Однажды Георгий Дмитриевич показал ей портрет, работал он над ним две недели. Увидев живую Павлову рядом со скульптурой, он попросил Павлову о специальном сеансе, чтобы «уточнить» небольшие детали.
Однако скульптура настолько понравилась Павловой, что она запретила художнику прикасаться к ней.
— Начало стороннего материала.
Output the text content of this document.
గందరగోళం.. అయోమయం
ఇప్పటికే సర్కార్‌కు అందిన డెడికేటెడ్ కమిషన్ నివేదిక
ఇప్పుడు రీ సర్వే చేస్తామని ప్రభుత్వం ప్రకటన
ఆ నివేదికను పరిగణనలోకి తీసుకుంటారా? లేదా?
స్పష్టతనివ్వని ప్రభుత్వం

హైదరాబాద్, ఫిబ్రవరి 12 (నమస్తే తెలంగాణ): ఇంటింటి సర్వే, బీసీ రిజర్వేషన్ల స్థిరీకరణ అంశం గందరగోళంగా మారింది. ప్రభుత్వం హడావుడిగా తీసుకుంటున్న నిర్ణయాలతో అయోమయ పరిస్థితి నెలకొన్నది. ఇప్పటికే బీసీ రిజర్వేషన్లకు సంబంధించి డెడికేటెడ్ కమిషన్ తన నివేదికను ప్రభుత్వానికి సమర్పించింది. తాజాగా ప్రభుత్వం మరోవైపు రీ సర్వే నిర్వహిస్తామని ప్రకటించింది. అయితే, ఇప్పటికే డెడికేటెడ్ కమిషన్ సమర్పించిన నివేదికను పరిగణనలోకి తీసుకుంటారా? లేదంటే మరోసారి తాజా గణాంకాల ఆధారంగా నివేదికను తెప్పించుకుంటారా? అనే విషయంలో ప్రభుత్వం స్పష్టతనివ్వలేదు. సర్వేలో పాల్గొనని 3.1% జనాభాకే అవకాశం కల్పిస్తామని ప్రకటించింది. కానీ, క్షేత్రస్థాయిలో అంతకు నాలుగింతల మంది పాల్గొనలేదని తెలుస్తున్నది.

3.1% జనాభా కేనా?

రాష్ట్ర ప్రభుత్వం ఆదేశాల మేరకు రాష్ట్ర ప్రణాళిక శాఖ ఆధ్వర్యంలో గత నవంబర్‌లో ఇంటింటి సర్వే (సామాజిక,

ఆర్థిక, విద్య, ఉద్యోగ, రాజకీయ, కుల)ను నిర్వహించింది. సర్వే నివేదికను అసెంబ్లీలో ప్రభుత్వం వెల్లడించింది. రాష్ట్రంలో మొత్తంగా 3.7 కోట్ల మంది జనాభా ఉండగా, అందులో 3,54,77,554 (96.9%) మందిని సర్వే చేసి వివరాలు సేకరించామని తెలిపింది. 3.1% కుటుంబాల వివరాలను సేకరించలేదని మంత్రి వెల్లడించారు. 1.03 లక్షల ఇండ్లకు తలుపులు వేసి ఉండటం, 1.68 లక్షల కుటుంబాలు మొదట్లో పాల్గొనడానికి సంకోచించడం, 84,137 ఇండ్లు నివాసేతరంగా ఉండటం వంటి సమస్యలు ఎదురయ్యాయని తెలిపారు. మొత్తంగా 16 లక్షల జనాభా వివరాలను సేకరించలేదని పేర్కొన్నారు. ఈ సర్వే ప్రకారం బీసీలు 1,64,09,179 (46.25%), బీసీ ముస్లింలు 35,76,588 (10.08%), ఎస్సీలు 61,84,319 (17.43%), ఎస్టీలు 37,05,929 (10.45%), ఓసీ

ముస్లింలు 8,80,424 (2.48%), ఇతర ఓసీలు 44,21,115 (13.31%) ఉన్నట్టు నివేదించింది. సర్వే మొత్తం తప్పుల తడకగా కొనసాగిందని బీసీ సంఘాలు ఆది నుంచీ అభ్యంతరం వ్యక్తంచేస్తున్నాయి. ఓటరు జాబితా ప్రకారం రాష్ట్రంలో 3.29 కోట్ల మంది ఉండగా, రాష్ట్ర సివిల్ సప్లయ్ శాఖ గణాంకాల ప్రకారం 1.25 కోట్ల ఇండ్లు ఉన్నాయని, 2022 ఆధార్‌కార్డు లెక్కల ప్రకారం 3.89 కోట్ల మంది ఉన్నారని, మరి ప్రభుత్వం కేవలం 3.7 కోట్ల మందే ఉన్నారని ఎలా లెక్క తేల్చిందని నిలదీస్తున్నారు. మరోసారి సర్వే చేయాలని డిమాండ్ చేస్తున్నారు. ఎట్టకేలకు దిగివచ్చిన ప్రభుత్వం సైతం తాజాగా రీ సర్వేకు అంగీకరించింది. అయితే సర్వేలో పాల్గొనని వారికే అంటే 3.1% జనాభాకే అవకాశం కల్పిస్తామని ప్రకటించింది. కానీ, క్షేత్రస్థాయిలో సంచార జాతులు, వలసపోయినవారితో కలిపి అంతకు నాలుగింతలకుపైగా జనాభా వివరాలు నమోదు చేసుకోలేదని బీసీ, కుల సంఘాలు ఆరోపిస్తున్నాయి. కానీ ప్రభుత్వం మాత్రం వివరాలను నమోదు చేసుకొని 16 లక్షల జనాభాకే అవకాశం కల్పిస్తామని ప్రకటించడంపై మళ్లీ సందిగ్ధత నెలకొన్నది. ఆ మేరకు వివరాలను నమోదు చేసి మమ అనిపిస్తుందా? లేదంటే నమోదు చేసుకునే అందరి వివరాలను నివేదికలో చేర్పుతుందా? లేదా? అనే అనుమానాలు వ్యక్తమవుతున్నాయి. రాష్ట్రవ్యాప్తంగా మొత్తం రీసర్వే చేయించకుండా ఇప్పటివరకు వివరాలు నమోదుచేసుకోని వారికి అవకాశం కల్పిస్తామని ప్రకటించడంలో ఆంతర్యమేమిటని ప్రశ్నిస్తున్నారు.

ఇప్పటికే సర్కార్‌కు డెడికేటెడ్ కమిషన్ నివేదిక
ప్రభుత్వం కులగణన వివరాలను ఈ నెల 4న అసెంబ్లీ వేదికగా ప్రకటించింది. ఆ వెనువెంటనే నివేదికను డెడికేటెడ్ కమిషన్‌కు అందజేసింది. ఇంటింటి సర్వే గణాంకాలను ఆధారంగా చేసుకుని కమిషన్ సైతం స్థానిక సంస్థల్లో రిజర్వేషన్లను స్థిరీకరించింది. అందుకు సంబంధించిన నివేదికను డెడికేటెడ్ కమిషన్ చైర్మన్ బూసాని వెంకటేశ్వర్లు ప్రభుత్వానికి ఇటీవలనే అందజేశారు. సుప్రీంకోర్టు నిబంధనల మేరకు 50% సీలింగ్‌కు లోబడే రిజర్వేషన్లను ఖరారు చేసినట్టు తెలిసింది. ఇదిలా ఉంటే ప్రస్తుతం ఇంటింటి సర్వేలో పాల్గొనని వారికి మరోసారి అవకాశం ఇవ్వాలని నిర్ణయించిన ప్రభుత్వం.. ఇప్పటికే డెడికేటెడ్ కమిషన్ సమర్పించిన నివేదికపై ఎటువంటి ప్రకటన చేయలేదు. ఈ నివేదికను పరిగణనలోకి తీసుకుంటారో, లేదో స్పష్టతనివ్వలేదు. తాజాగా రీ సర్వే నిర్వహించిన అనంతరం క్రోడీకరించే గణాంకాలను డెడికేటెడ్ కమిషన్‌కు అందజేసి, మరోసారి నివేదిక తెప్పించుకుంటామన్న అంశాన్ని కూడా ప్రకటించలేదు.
— Вы изобразили меня такой, какой меня знает публика на сцене, — пояснила она. — А видеть меня такой, какая я в жизни, право, никому не интересно…
Закончив гастроли в Париже, Павлова как-то зашла в мастерскую, но позировала недолго и неожиданно попросила:
— Пойдемте в русский ресторан… Очень хочу гречневой каши!..
— Неужели это такая редкость в вашем меню, что надо идти в ресторан?
— Еще какая редкость, — с невеселой улыбкой проговорила балерина. — Мы едим не то, что нам нравится, а то, что разрешает врач. Но сегодня… Гастроли окончились. Хочется хоть один раз хорошо поесть…
Отправились к «Доминику», куда часто заглядывали русские.